I’ve spent much of the last 30 years feeling sad about the murder of the black teenager Stephen Lawrence. Not all the time, 24/7 and all that, but the enduring pain his family must feel at losing their first born in a vicious racist attack is hard to imagine. Murdered because of the colour of his skin. Stephen would be 48 years old today, but all that’s left are memories of a smart and clever 18 year old about to embark on a career as an architect. I learned something else today. Stephen’s grave isn’t in Eltham, where he lived. It’s in Jamaica. And why? Because, as his father says, “we didn’t want people to vandalise his grave.”
I am unable to understand the mentality of someone who would vandalise a grave, unless it contained someone like Jimmy Savile, and even then what comfort would that bring anyone? It might release some temporary anger, or maybe make someone feel better, but for better or for worse, when you’re dead, you’re dead. To desecrate the grave of someone whose only ‘crime’ was being black is beyond irrational.
I do believe we are in a better place when it comes to racism than we were 30 years ago, but then I am a white man and have never suffered from it. Yet we live in an increasingly perverse culture these days to the extent that someone who is aware of, and indeed opposed to racism, is regarded as ‘woke’, but not in a good way, by way of an insult. The very word itself has been hijacked by the right when actually being woke is A Good Thing. Indeed, if you are aware of injustice in general and are angered by it, you are not only woke, but a snowflake. All of this, lumped together, will be that old chestnut political correctness gone mad, as meaningless a phrase today as it ever was. Lazy, ignorant stereotypes rule, okay?
One thing I do remember vividly in the months and years after Stephen’s murder was the arrogant and aggressive behaviour of the men – if you can call them men – who allegedly killed him. Even though this is not exactly a wildly popular blog in terms of views and subscriptions, I do not intend to do anything that might somehow glorify those evil, cowardly toads, so don’t expect to see any photos, links or pictures of them. I just hope their lives have been utterly miserable since that terrible day and, as I always say at times like this, I only wish there was a hell to them to go to. But then, as I don’t believe there is a heaven for anyone to go to, I just hope their lives have been a kind of hell on Earth, utterly ruined.

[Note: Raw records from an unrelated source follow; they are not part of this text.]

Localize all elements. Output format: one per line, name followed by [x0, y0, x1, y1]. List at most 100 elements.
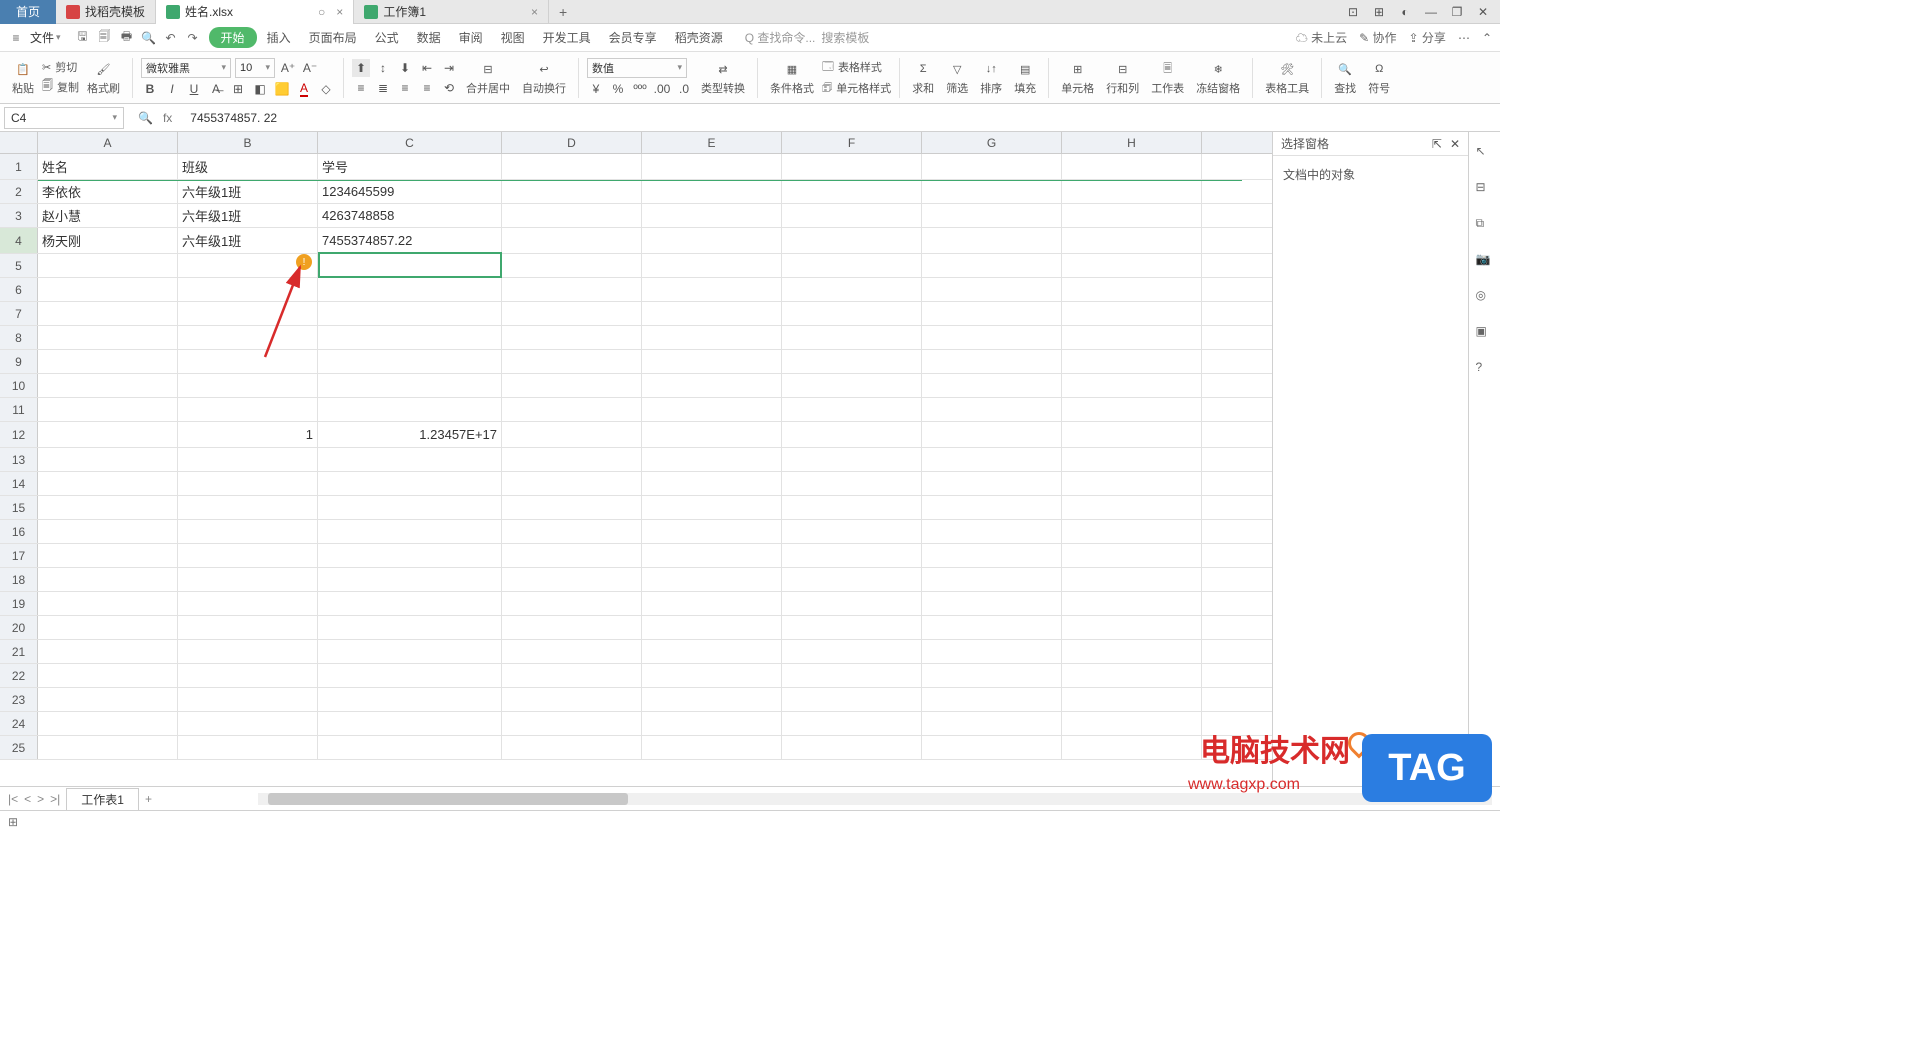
- cell[interactable]: [38, 568, 178, 591]
- cell[interactable]: [38, 472, 178, 495]
- type-convert-button[interactable]: ⇄类型转换: [697, 59, 749, 96]
- cell[interactable]: [922, 688, 1062, 711]
- cell[interactable]: [922, 228, 1062, 253]
- cell[interactable]: [642, 688, 782, 711]
- row-header[interactable]: 20: [0, 616, 38, 639]
- cell[interactable]: [922, 180, 1062, 203]
- font-color-button[interactable]: A: [295, 80, 313, 98]
- cell[interactable]: [922, 472, 1062, 495]
- clear-format-button[interactable]: ◇: [317, 80, 335, 98]
- cell[interactable]: [1062, 228, 1202, 253]
- cell[interactable]: [1062, 278, 1202, 301]
- close-icon[interactable]: ✕: [1476, 5, 1490, 19]
- cell[interactable]: [782, 712, 922, 735]
- comma-icon[interactable]: ººº: [631, 80, 649, 98]
- cell[interactable]: [642, 496, 782, 519]
- sheet-prev-icon[interactable]: <: [24, 792, 31, 806]
- cell[interactable]: [318, 302, 502, 325]
- more-icon[interactable]: ⋯: [1458, 31, 1470, 45]
- cell[interactable]: [642, 326, 782, 349]
- cell[interactable]: [38, 398, 178, 421]
- undo-icon[interactable]: ↶: [163, 30, 179, 46]
- indent-inc-icon[interactable]: ⇥: [440, 59, 458, 77]
- cell[interactable]: [502, 616, 642, 639]
- sheet-add-button[interactable]: +: [145, 792, 152, 806]
- formula-input[interactable]: 7455374857. 22: [182, 111, 1500, 125]
- cell[interactable]: [642, 350, 782, 373]
- sheet-next-icon[interactable]: >: [37, 792, 44, 806]
- row-header[interactable]: 24: [0, 712, 38, 735]
- cell[interactable]: [782, 592, 922, 615]
- cond-format-button[interactable]: ▦条件格式: [766, 59, 818, 96]
- cell[interactable]: [38, 448, 178, 471]
- cell[interactable]: [38, 496, 178, 519]
- fx-search-icon[interactable]: 🔍: [138, 111, 153, 125]
- font-name-select[interactable]: 微软雅黑▾: [141, 58, 231, 78]
- menu-start[interactable]: 开始: [209, 27, 257, 48]
- help-icon[interactable]: ?: [1476, 360, 1494, 378]
- cell-button[interactable]: ⊞单元格: [1057, 59, 1098, 96]
- cell-selected[interactable]: 7455374857.22: [318, 228, 502, 253]
- cell[interactable]: [922, 544, 1062, 567]
- cell[interactable]: [922, 278, 1062, 301]
- cell[interactable]: [38, 302, 178, 325]
- cell[interactable]: [318, 568, 502, 591]
- align-bot-icon[interactable]: ⬇: [396, 59, 414, 77]
- cell[interactable]: [1062, 736, 1202, 759]
- cell[interactable]: [502, 568, 642, 591]
- cell[interactable]: [502, 350, 642, 373]
- cell[interactable]: [642, 664, 782, 687]
- file-tab-current[interactable]: 姓名.xlsx ○ ×: [156, 0, 354, 24]
- cell[interactable]: [922, 350, 1062, 373]
- cell[interactable]: [1062, 204, 1202, 227]
- cell[interactable]: [922, 422, 1062, 447]
- menu-view[interactable]: 视图: [493, 27, 533, 48]
- cell[interactable]: [922, 568, 1062, 591]
- cell[interactable]: [922, 326, 1062, 349]
- cell[interactable]: [782, 374, 922, 397]
- paste-button[interactable]: 📋粘贴: [8, 59, 38, 96]
- filter-button[interactable]: ▽筛选: [942, 59, 972, 96]
- currency-icon[interactable]: ¥: [587, 80, 605, 98]
- cell[interactable]: [642, 422, 782, 447]
- tab-add-button[interactable]: +: [549, 4, 577, 20]
- cell[interactable]: [1062, 374, 1202, 397]
- cell[interactable]: [502, 204, 642, 227]
- align-mid-icon[interactable]: ↕: [374, 59, 392, 77]
- menu-insert[interactable]: 插入: [259, 27, 299, 48]
- row-header[interactable]: 2: [0, 180, 38, 203]
- cell[interactable]: [318, 736, 502, 759]
- cell[interactable]: [642, 520, 782, 543]
- cell[interactable]: [178, 664, 318, 687]
- sheet-tab[interactable]: 工作表1: [66, 788, 139, 810]
- cell[interactable]: [1062, 712, 1202, 735]
- cell[interactable]: [318, 374, 502, 397]
- merge-button[interactable]: ⊟合并居中: [462, 59, 514, 96]
- cell[interactable]: [318, 640, 502, 663]
- cell[interactable]: 班级: [178, 154, 318, 179]
- table-tools-button[interactable]: 🛠表格工具: [1261, 59, 1313, 96]
- scrollbar-thumb[interactable]: [268, 793, 628, 805]
- cell[interactable]: [38, 350, 178, 373]
- cell[interactable]: [782, 326, 922, 349]
- sheet-last-icon[interactable]: >|: [50, 792, 60, 806]
- cell[interactable]: [502, 736, 642, 759]
- decrease-font-icon[interactable]: A⁻: [301, 59, 319, 77]
- fx-label[interactable]: fx: [163, 111, 172, 125]
- cell[interactable]: [782, 664, 922, 687]
- cell[interactable]: [318, 326, 502, 349]
- cell[interactable]: [318, 520, 502, 543]
- sum-button[interactable]: Σ求和: [908, 59, 938, 96]
- cell[interactable]: [318, 664, 502, 687]
- cell[interactable]: [318, 688, 502, 711]
- cell[interactable]: [782, 472, 922, 495]
- cell[interactable]: [1062, 688, 1202, 711]
- menu-icon[interactable]: ≡: [8, 30, 24, 46]
- cell[interactable]: [502, 254, 642, 277]
- cell[interactable]: 1.23457E+17: [318, 422, 502, 447]
- cell[interactable]: [318, 544, 502, 567]
- col-header[interactable]: H: [1062, 132, 1202, 153]
- cell[interactable]: [502, 640, 642, 663]
- cloud-status[interactable]: ☁ 未上云: [1296, 29, 1347, 46]
- cell[interactable]: [1062, 422, 1202, 447]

Some people have said on social media that it’s time to move on, that this isn’t 30 years ago and we can’t live in the past forever. But I suspect the same people would say exactly that about Hillsborough and any number of tragedies. As George Santayana is quoted as saying, “Those who cannot remember the past are condemned to repeat it.” That’s exactly why we remember Stephen and why we should never, ever forget him.